Where coordinates are displayed, the genome build will also be indicated on the index page. For current coordinates, MGI uses GRCm38 with feature annotation from VEGA.
Files are in .rpt format, which can be opened by Mac or PC as plain text, readable by most browsers, text editors, Excel or other applications. If you do have difficulty opening these files, please contact User Support.
MouseMine computational access
MouseMine is a new computational access platform for MGI data that offers maximal flexibility, with numerous predefined templates, customizable queries, list enrichment tools and other list or analysis options. Results from MouseMine can be saved online, downloaded or forwarded to Galaxy.

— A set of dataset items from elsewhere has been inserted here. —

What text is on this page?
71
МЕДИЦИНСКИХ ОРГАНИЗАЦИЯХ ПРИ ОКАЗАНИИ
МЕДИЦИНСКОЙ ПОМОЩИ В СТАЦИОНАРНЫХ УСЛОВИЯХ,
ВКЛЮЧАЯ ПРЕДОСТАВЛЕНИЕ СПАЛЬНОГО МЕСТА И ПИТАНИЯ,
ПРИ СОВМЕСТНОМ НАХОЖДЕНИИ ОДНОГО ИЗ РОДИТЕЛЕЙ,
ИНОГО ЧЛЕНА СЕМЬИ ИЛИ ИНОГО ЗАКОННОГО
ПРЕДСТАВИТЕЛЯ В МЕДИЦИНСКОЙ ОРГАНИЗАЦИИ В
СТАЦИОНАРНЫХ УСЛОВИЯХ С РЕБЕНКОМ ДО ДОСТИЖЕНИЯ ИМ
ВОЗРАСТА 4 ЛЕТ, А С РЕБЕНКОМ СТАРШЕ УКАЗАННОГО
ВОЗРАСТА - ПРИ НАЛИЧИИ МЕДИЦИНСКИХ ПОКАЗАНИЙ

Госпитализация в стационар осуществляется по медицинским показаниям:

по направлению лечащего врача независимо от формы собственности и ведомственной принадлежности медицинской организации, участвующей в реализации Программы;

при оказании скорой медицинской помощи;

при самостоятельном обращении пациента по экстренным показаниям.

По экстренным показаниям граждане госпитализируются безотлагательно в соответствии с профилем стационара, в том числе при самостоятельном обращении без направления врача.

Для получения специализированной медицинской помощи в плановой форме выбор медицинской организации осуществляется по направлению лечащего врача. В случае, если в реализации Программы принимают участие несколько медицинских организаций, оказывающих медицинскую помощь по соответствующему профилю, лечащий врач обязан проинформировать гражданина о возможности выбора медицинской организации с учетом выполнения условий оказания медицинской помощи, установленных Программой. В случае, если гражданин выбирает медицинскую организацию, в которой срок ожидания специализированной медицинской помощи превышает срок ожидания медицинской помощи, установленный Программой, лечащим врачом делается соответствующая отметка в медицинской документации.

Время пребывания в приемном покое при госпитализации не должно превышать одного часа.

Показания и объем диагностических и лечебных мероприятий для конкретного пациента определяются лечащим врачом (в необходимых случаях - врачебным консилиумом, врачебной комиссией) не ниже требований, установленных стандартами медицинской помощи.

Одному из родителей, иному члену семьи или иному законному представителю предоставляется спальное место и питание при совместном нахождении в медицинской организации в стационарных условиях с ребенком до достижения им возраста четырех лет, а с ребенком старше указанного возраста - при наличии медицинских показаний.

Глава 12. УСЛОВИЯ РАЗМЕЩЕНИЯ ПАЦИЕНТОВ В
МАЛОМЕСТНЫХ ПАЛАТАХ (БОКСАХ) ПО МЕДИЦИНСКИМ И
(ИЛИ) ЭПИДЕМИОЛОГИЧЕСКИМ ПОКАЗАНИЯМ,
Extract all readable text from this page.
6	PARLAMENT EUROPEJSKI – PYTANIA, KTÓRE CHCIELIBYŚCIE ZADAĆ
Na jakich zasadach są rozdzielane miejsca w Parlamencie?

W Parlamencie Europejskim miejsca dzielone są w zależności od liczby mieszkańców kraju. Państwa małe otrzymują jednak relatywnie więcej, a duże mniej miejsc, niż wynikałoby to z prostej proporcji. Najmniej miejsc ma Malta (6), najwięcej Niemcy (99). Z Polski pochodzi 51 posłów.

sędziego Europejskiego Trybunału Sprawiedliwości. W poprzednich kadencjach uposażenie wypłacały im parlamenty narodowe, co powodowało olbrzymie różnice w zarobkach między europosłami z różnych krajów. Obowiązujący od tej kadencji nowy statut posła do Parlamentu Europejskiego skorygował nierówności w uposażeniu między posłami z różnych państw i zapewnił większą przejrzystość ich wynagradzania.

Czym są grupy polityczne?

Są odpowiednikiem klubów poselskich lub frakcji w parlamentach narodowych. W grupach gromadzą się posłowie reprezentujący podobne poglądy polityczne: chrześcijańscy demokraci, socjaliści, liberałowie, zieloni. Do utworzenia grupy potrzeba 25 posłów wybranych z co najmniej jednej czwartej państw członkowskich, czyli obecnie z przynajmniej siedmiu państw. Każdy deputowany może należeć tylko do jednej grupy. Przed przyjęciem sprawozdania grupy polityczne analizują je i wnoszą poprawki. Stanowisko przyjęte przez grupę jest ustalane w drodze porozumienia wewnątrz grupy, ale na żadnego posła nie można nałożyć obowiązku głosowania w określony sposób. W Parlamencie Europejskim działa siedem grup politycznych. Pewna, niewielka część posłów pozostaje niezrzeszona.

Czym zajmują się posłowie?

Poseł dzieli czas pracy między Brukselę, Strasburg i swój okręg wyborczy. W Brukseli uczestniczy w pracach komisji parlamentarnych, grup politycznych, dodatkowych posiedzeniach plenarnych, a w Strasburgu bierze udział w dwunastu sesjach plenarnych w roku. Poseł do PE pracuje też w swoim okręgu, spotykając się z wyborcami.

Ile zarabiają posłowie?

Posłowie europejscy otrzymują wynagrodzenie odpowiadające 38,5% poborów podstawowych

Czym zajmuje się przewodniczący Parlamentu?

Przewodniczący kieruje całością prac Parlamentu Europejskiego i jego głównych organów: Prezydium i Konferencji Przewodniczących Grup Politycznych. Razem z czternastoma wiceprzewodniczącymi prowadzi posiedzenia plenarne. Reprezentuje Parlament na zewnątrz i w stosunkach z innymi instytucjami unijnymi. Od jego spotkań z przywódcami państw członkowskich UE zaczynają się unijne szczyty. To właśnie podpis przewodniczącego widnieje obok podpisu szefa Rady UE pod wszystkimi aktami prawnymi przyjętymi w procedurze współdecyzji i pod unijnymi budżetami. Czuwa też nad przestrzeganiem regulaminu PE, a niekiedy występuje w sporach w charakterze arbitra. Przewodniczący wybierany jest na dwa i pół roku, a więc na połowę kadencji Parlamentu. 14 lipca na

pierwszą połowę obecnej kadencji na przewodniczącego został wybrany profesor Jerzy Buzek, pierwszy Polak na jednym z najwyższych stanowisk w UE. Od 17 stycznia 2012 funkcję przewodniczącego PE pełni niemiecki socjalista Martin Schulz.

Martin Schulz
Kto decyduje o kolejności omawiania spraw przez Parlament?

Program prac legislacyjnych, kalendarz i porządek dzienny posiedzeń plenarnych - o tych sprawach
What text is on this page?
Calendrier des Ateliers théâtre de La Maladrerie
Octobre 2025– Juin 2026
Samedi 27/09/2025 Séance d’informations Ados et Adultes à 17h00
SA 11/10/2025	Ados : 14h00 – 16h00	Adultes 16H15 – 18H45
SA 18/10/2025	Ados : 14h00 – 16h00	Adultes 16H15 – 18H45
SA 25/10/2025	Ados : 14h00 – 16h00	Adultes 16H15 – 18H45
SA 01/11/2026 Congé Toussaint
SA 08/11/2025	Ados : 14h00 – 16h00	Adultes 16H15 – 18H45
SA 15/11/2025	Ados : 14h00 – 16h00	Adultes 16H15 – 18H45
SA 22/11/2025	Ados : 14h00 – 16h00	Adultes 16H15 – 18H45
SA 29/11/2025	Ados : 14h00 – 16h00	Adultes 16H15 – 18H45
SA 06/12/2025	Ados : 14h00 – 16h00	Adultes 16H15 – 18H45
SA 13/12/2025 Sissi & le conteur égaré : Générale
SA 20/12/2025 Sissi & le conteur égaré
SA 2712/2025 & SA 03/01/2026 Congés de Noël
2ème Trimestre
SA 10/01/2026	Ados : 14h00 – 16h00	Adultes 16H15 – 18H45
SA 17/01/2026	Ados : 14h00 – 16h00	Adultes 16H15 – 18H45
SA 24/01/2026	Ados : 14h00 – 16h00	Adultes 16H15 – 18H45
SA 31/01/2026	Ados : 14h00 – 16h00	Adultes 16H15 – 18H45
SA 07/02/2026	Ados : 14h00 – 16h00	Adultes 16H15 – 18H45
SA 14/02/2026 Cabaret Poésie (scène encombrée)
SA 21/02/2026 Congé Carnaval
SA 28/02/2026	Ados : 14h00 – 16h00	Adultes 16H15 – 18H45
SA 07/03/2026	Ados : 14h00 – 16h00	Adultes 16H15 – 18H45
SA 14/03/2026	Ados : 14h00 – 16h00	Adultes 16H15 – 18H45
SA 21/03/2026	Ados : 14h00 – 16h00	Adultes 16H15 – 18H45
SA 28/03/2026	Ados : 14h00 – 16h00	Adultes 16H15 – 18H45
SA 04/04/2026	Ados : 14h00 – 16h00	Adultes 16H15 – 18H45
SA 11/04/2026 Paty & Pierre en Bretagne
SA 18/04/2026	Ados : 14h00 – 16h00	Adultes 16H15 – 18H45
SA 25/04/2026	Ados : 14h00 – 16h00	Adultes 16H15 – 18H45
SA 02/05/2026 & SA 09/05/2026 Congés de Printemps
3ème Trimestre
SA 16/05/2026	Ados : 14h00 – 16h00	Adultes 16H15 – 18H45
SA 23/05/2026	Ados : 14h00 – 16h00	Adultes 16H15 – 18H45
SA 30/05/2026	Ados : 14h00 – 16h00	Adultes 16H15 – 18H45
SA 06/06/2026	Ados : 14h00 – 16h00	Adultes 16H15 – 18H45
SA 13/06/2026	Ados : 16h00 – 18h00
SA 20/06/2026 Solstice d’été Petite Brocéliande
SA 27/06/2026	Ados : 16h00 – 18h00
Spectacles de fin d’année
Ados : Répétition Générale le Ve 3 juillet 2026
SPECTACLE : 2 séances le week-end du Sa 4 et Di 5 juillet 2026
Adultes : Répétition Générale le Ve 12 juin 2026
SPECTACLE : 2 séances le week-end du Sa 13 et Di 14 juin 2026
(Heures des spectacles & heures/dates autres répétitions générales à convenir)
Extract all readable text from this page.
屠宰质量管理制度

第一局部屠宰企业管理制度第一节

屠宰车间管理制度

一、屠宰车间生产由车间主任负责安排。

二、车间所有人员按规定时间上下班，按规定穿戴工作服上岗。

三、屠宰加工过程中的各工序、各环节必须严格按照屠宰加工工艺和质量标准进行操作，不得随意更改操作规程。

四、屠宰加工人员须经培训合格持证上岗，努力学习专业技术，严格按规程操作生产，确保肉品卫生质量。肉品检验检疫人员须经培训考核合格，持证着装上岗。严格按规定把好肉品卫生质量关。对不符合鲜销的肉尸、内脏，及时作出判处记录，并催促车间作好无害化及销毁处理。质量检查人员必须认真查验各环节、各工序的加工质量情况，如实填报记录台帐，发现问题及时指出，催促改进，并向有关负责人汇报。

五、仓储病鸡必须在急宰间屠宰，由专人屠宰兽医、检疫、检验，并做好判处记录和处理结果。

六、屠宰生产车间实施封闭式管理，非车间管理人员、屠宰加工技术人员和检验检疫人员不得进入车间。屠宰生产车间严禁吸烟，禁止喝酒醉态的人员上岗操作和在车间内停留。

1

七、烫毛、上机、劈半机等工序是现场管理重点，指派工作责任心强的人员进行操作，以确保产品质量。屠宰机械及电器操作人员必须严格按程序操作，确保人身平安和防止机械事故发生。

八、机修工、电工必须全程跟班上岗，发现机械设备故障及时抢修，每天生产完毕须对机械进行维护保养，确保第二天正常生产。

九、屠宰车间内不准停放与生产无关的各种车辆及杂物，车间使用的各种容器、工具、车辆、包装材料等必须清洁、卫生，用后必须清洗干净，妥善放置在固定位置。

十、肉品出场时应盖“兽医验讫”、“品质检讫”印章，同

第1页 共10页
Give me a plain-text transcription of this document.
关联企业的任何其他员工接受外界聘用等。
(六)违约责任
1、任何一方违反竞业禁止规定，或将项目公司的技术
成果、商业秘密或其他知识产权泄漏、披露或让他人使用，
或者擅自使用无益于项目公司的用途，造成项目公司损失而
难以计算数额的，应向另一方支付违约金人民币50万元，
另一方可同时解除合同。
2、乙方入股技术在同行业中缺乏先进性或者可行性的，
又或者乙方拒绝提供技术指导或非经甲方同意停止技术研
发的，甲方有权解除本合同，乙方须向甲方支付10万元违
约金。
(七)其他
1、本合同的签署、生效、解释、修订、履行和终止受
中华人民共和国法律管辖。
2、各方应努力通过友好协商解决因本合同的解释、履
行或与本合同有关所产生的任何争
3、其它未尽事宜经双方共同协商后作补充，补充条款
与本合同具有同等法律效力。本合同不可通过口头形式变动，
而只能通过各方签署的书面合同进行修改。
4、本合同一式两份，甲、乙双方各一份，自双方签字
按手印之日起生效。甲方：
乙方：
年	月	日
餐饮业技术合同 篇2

MouseMine can be accessed from the Search drop down menu via Search > MouseMine, from the Batch Data and Analysis Tools link on the homepage, or by direct url at http://www.mousemine.org/mousemine/begin.do
MouseMine has it's own documentation, see the Help and FAQ in the top right of the page (#4), or use the links in the First time here? box.
To upload a list, view a saved list, perform list enrichment analysis, or run queries from a list, use the Lists tab (#2).
For computationally savvy users, build custom queries through the Query Builder tab (#3). Please use the link to browse the data model to ensure that your query will search against the expected data structures. Additional documentation can also be found through InterMine.
Create an account to save lists and queries (#4), or contact MouseMine developers with questions.